Sin embargo, la entrega de esta licencia no exime a la empresa de garantizar la transparencia y participación ciudadana, más aún considerando el impacto potencial sobre fuentes hídricas y ecosistemas frágiles como los páramos andinos.
Preocupación social y oposición territorial
A pesar de contar con los permisos necesarios, el proyecto ha enfrentado una fuerte oposición de comunidades locales, colectivos sociales, autoridades municipales y grupos ambientalistas. Entre ellos se destaca el alcalde de Cuenca, Cristian Zamora, quien ha solicitado directamente la revocatoria de la licencia ambiental.
El argumento principal radica en el posible impacto sobre las fuentes de agua que abastecen a varios cantones de la provincia. Estudios como el de la Empresa Municipal de Agua Potable (ETAPA) señalan que las operaciones podrían afectar zonas de recarga hídrica vitales para la sostenibilidad agrícola y el consumo humano.
El compromiso ambiental de la ministra Inés Manzano
A través de sus redes sociales, la ministra Manzano reiteró su compromiso con la protección de los ecosistemas hídricos, destacando que desde su paso por el Ministerio del Ambiente ha trabajado para conservar estos espacios. Como ejemplo de esa gestión, mencionó la incorporación de 41.820 hectáreas de páramo y humedales al Refugio de Vida Silvestre Machángara Tomebamba en noviembre de 2024.

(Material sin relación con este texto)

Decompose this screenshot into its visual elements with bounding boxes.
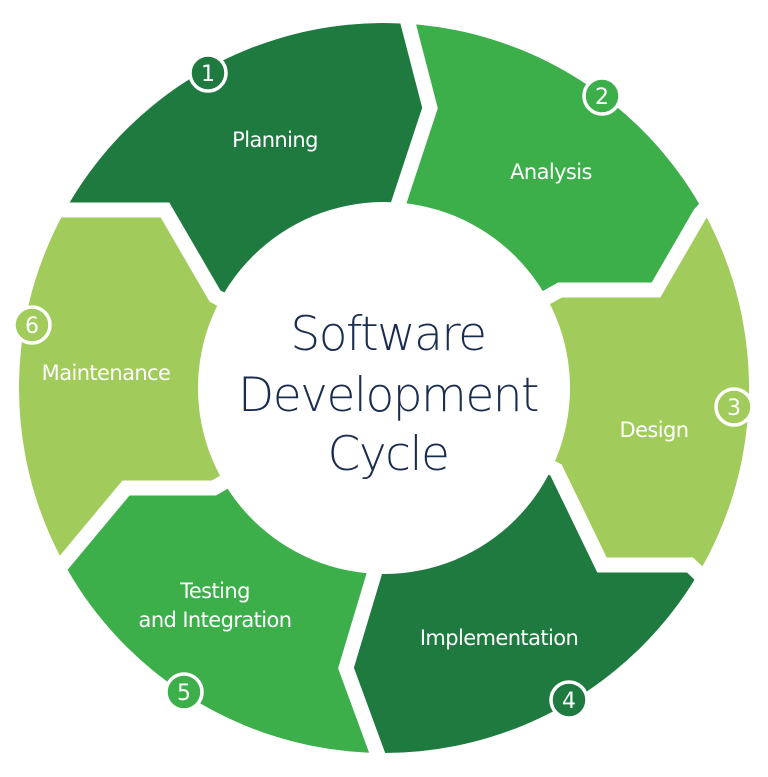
segment-planning[interactable]	[0, 0, 430, 388]
badge-number: 1	[201, 62, 215, 87]
gap-3-4	[380, 381, 768, 646]
gap-4-5	[338, 387, 394, 777]
badge-number: 4	[562, 689, 576, 714]
segment-testing-integration[interactable]	[0, 388, 386, 777]
badge-2: 2	[582, 76, 622, 116]
label-and-integration: and Integration	[139, 608, 292, 632]
label-design: Design	[620, 418, 689, 442]
badge-3: 3	[714, 387, 754, 427]
gap-2-3	[380, 134, 768, 395]
segment-maintenance[interactable]	[0, 210, 384, 640]
title-line-3: Cycle	[328, 427, 449, 482]
title-line-2: Development	[238, 368, 538, 423]
badge-circle-icon	[582, 76, 622, 116]
badge-number: 6	[25, 314, 39, 339]
badge-number: 5	[177, 681, 191, 706]
segment-implementation[interactable]	[346, 388, 768, 777]
label-analysis: Analysis	[510, 160, 592, 184]
badge-number: 2	[595, 85, 609, 110]
segment-analysis[interactable]	[384, 0, 768, 388]
badge-circle-icon	[549, 680, 589, 720]
label-implementation: Implementation	[420, 626, 578, 650]
badge-circle-icon	[12, 305, 52, 345]
label-testing: Testing	[179, 579, 250, 603]
gap-1-2	[376, 0, 438, 389]
label-planning: Planning	[232, 128, 318, 152]
center-title: Software Development Cycle	[238, 307, 539, 482]
badge-circle-icon	[164, 672, 204, 712]
title-line-1: Software	[290, 307, 485, 362]
gap-5-6	[0, 381, 388, 645]
label-maintenance: Maintenance	[42, 361, 171, 385]
badge-5: 5	[164, 672, 204, 712]
badge-1: 1	[188, 53, 228, 93]
badge-6: 6	[12, 305, 52, 345]
gap-6-1	[0, 202, 388, 395]
badge-circle-icon	[714, 387, 754, 427]
badge-4: 4	[549, 680, 589, 720]
badge-number: 3	[727, 396, 741, 421]
badge-circle-icon	[188, 53, 228, 93]
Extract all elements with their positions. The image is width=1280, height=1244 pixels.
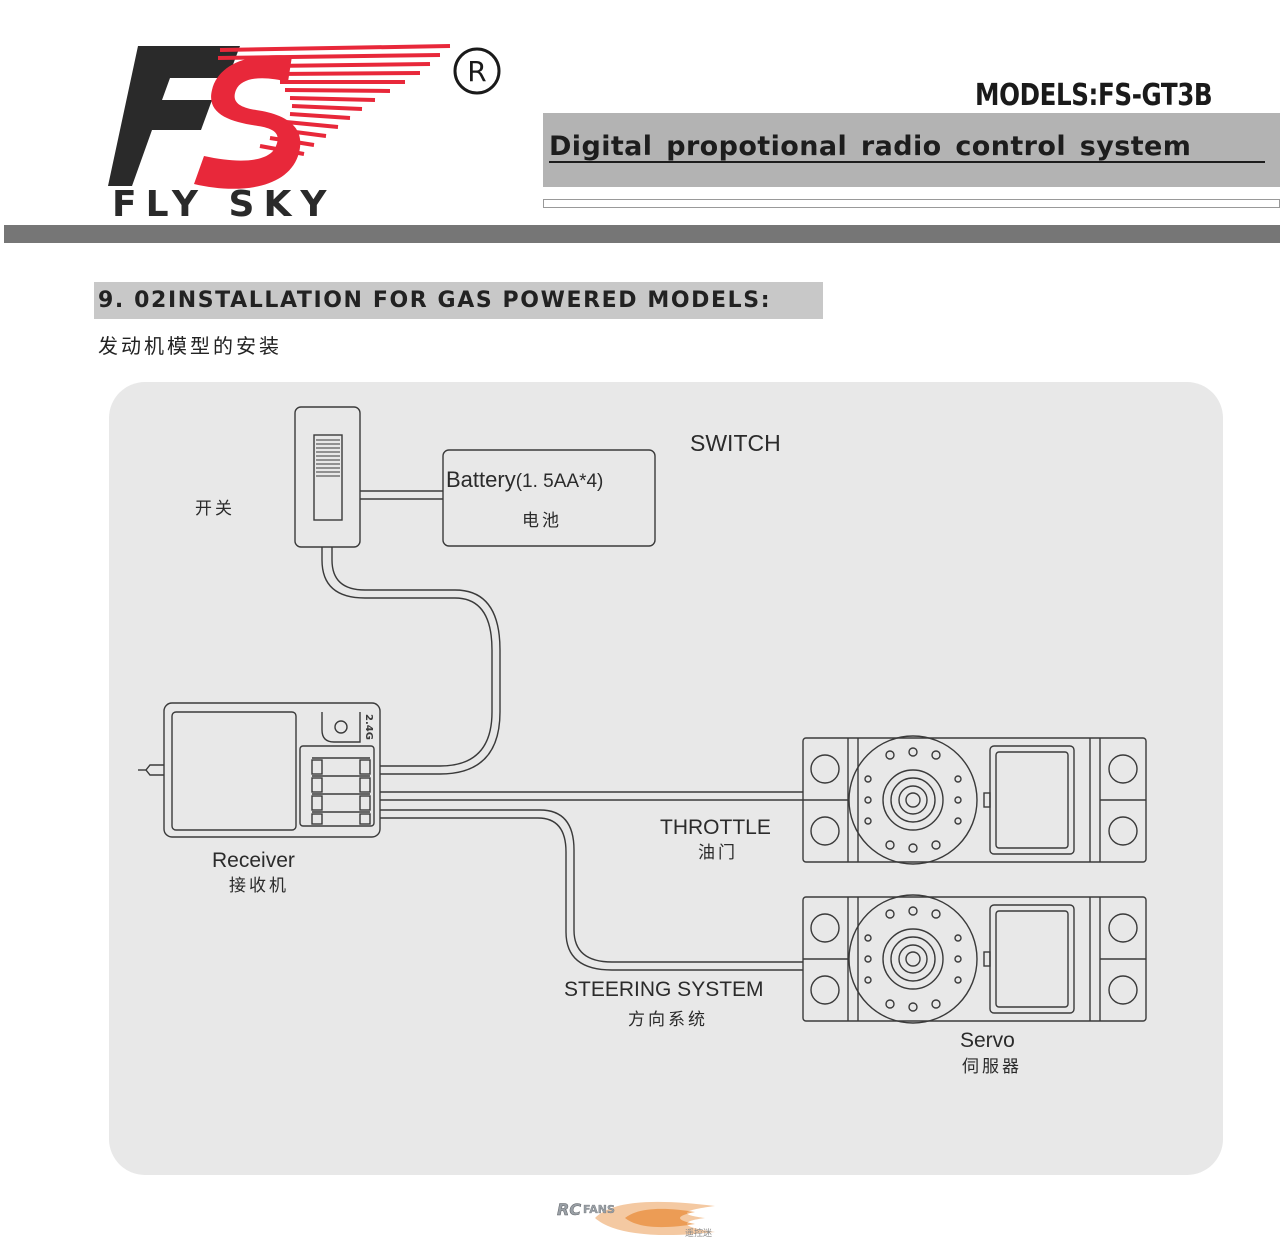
fly-sky-logo: R FLY SKY — [108, 44, 501, 223]
servo-label-chinese: 伺服器 — [962, 1057, 1022, 1077]
switch-label-chinese: 开关 — [195, 499, 235, 519]
svg-text:FANS: FANS — [583, 1203, 615, 1216]
receiver-body — [163, 702, 381, 838]
logo-wordmark: FLY SKY — [112, 184, 335, 223]
battery-label: Battery(1. 5AA*4) — [446, 467, 603, 493]
model-name: FS-GT3B — [1097, 78, 1213, 113]
subtitle-underline — [549, 161, 1265, 163]
switch-slider — [313, 434, 343, 521]
svg-text:R: R — [467, 55, 486, 88]
steering-label-chinese: 方向系统 — [628, 1010, 708, 1030]
throttle-servo — [802, 735, 1147, 865]
switch-box — [294, 406, 361, 548]
svg-text:RC: RC — [557, 1200, 581, 1219]
models-separator: : — [1088, 78, 1099, 113]
battery-label-text: Battery — [446, 467, 516, 492]
section-title-text: 9. 02INSTALLATION FOR GAS POWERED MODELS — [98, 288, 761, 313]
steering-label: STEERING SYSTEM — [564, 978, 764, 1001]
rcfans-watermark: RC FANS 遥控迷 — [557, 1200, 715, 1239]
receiver-label: Receiver — [212, 849, 295, 872]
throttle-label-chinese: 油门 — [698, 843, 738, 863]
section-title-bar — [94, 282, 823, 319]
servo-label: Servo — [960, 1029, 1015, 1052]
models-heading: MODELS:FS-GT3B — [975, 78, 1213, 113]
receiver-2-4g-mark: 2.4G — [363, 714, 374, 740]
subtitle-bar — [543, 113, 1280, 187]
header-thick-rule — [4, 225, 1280, 243]
steering-servo — [802, 894, 1147, 1024]
battery-spec: (1. 5AA*4) — [515, 471, 604, 492]
switch-label: SWITCH — [690, 430, 781, 456]
svg-text:遥控迷: 遥控迷 — [685, 1227, 712, 1239]
battery-label-chinese: 电池 — [522, 511, 562, 531]
section-title-suffix: : — [760, 288, 772, 313]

“Nuestra prioridad también es el agua y la transparencia. Así como apoyar la minería legal y no dejar espacios a la ilegalidad y contaminación”, escribió la ministra en su publicación, dejando claro el enfoque dual de su política: fomentar una minería responsable y proteger los recursos naturales.
Respuesta de la empresa Dundee Precious Metals
Por su parte, Freddy Villao, director de Relaciones Externas de Dundee Precious Metals Ecuador, ha afirmado que el proyecto no representa una amenaza para las fuentes de agua. Señaló que la empresa contará con una planta de tratamiento de aguas que permitirá reutilizar más del 90 % del recurso en sus procesos operativos.
DPM sostiene que el proyecto Loma Larga es técnicamente viable y socialmente responsable, y espera cerrar este año con la firma del contrato de explotación con el Estado ecuatoriano, con miras a iniciar las obras tempranas de construcción en 2026.
Consulta previa e inclusión ciudadana
Otro aspecto relevante es que el proyecto culminó recientemente la consulta previa, libre e informada, uno de los requisitos fundamentales establecidos en la legislación ecuatoriana e internacional para proyectos que impacten a comunidades indígenas.
Sin embargo, líderes comunitarios han cuestionado la validez de dicha consulta, alegando falta de información, tiempos reducidos y ausencia de garantías reales para expresar desacuerdos.
Importancia del acceso a la información ambiental
El caso Loma Larga visibiliza la necesidad urgente de asegurar el acceso ciudadano a información técnica y ambiental, especialmente en proyectos de gran escala que pueden modificar ecosistemas enteros.
El plan de manejo ambiental no debe ser un documento oculto entre expedientes burocráticos, sino una herramienta de diálogo entre el Estado, la empresa y las comunidades. Solo así se puede construir una minería verdaderamente sostenible, que respete tanto los derechos humanos como los principios ecológicos.
Repercusiones políticas y sociales del proyecto
El debate sobre Loma Larga ha escalado hasta convertirse en un tema de relevancia nacional. Mientras el gobierno central defiende la legalidad del proceso, alcaldes, prefecturas y organizaciones civiles mantienen una posición firme de rechazo, demandando mayores garantías y participación.
Este escenario plantea una pregunta crucial: ¿puede la minería a gran escala convivir con la protección del agua y los ecosistemas frágiles? La respuesta dependerá, en gran medida, de la transparencia, responsabilidad y voluntad política que demuestren tanto el gobierno como las empresas involucradas.